The program also helped ensure that all pregnant participants had a healthcare provider. Prior to the program, 81 percent of the pregnant participants reported having a healthcare provide.
“When asked, we will accompany our pregnant program participants to their medical appointments to advocate for them as well as reinforce recommendations given by their medical providers,” Jensen said.
“We have seen an increase in the number of our participants who visit our office with questions about their healthcare, which tells us that they have a better understanding of the care that they are receiving.”

To achieve its final objective, program staff developed a pre- and post-test to determine participants’ knowledge and use of preconception/interconception care (PIC). “We purchased pamphlets, posters and information sheets from the March of Dimes and converted our existing PIC form that provides information about quality healthcare into one that was more client friendly,” said Jensen. “We reviewed these materials with each program participant. Our clients scored 53.4 percent higher on the post-test than on the pretest.”
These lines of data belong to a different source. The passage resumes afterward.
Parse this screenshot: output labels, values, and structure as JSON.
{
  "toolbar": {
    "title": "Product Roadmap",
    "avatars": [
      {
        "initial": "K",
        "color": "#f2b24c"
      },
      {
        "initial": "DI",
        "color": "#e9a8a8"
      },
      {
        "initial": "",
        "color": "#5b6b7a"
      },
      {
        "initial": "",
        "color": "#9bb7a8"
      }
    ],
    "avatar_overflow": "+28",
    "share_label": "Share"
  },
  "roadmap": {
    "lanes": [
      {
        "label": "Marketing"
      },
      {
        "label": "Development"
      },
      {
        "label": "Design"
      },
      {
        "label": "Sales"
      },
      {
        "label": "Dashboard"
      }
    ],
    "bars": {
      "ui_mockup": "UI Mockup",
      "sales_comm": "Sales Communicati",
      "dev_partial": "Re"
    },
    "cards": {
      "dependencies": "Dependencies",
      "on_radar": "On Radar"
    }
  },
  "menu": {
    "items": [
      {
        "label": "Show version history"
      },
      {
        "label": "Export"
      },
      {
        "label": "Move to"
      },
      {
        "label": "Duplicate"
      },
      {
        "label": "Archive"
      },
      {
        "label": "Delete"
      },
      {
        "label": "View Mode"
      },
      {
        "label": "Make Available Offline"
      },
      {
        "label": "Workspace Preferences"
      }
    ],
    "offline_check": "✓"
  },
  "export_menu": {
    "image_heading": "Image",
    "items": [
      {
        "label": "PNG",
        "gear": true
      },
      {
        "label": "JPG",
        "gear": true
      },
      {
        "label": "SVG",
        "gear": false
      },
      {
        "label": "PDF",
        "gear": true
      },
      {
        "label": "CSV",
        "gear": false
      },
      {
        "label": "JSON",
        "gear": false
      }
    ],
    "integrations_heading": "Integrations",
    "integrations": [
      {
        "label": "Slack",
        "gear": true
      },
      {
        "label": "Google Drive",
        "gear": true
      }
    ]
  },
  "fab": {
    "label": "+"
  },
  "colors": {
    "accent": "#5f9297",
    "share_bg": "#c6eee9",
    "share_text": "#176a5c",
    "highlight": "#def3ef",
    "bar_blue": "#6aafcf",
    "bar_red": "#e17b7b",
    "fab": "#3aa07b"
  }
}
Operating in conjunction with the Syracuse Community Treatment Court (SCTC), the program offers women who are referred by SCTC caseworkers with a variety of free, confidential services that guide them through the stages of preconception, conception to delivery, and through a child’s first year of life. Richard Aubry, M.D., serves as the program’s medical director.

Jensen hopes to continue the program after the grant period ends in January 2009. We hope to build upon the success of this project and expand our services to include other women who are receiving supervision from the Probation Department, but who are not a part of the SCTC.”